Signalons plus récemment, le grand roman de Philip Roth46, The Human Stain, dont le héros est un professeur renvoyé de l'université car il a qualifié deux « Noirs » absents à son cours de « spooks » - qui signifie « spectres » ou zombis, mais qui est aussi une insulte raciste. Ce personnage prend bien soin de brouiller les cartes en se faisant passer pour juif, alors qu’il est, selon la one drop rule, « noir » : toute l’intrigue est construite dans le but que le passing qui a structuré sa vie ne soit révélé qu’à la fin du roman, lors de son enterrement. Roth explore donc l'ambiguïté de manière très différente, mettant en scène un double passing, fondé sur un double silence, mais le héros, étrangement, dans une dispute avec un de ses amis, laisse échapper un trait lexical caractéristique du parler africain américain pour désigner les blancs, en le traitant de Blanche Neige, ce qui peut éveiller l’attention d’un lecteur averti47. On voit là le lien du silence entourant le passing avec le mensonge dans l’imaginaire racial, comme en témoigne le titre du film tiré du roman : La couleur du mensonge. Le passing n’a d’ailleurs pas bonne presse chez les militants noirs : ils ont tendance à le considérer comme une défection, voire une trahison.

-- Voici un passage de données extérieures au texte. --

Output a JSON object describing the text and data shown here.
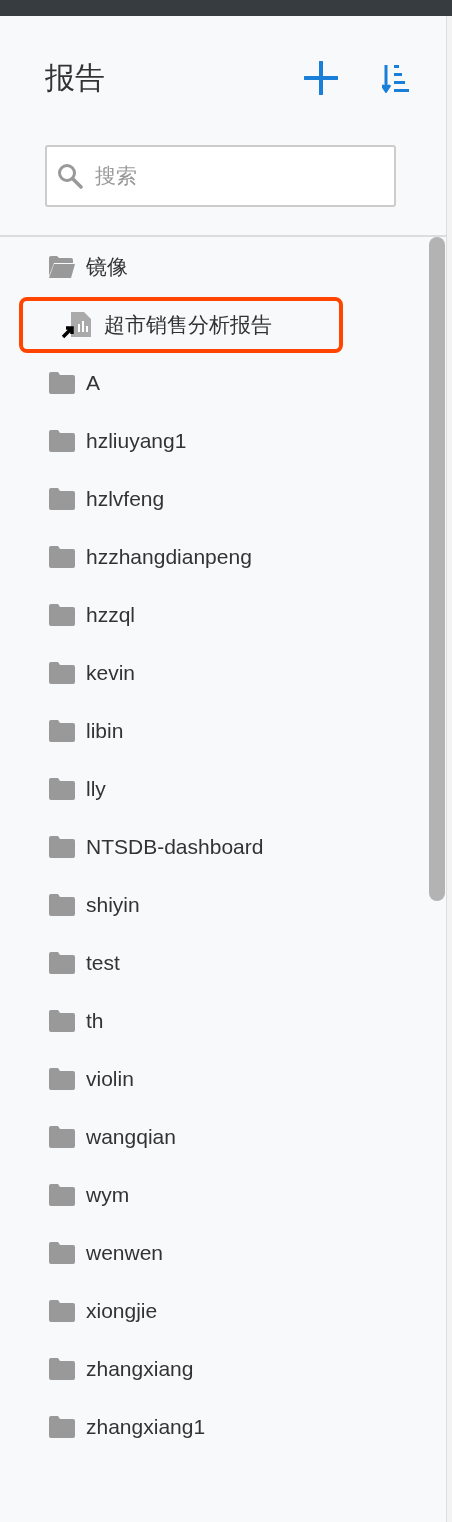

Mentionnons enfin le roman de Brit Bennett, L’autre moitié de soi, paru en 2020, qui relate l’histoire de deux jumelles, les sœurs Vignes, si claires qu’elles peuvent passer pour « blanches », la clarté de leur épiderme n’ayant pas empêché leur père d’être victime d’un lynchage perpétré par des hommes blancs48… La possibilité de « passer » est d’abord évoquée sur le mode du « on dit » : « Warren Fontenot avait voyagé en train dans la section blanche. Interrogé par un contrôleur suspicieux, il avait pu lui répondre en suffisamment bon français pour le convaincre qu’il était un Européen à la peau bistre (pour réussir, il fallait que l’imposture demeure insoupçonnable »49). Dans la suite du roman, alors que sa sœur Désirée a une fille à la carnation très foncée, issue d’une union avec un homme « noir », Stella Vignes « passe ». Cela commence un peu par hasard, sans qu’il y ait de projet de vie. Répondant à une offre d’emploi, elle passe sous silence sa « race » : « elle ne portait pas de déguisement, n’avait pas modifié son nom. À son entrée dans l’immeuble elle était noire et à sa sortie elle était blanche. C’était leur regard qui l’avait transformée50 ». Mais, toute sa vie (une vie placée sous le signe du « mensonge »), elle vit dans la hantise d’être découverte. Ainsi, dans sa visite d’un musée en Louisiane, et après y être entrée sans problème (« il suffisait d’oser » ...), au moment où « elle avait remarqué un gardien, un Noir, qui l’observait dans un coin. Il lui avait adressé un clin d’œil. Horrifiée, elle était passée devant lui à toute allure, tête baissée (…) On reconnaît toujours les siens, disait sa mère51 ». Pour son mari blanc, « son passé était une tragédie qui avait emporté tous les siens. Elle préférait qu’il la voie ainsi : une page vierge. Elle avait tiré le rideau sur son passé et elle ne pouvait plus regarder derrière. Qui sait ce qui pourrait s’échapper, si elle l’entrouvrait ?52 ». Et elle ne peut même pas confier son secret à sa fille : « Le problème, c’est qu’il n’y avait pas une seule vérité. Elle avait passé sa vie divisée entre deux femmes : toutes les deux réelles, toutes les deux mensongères53 ».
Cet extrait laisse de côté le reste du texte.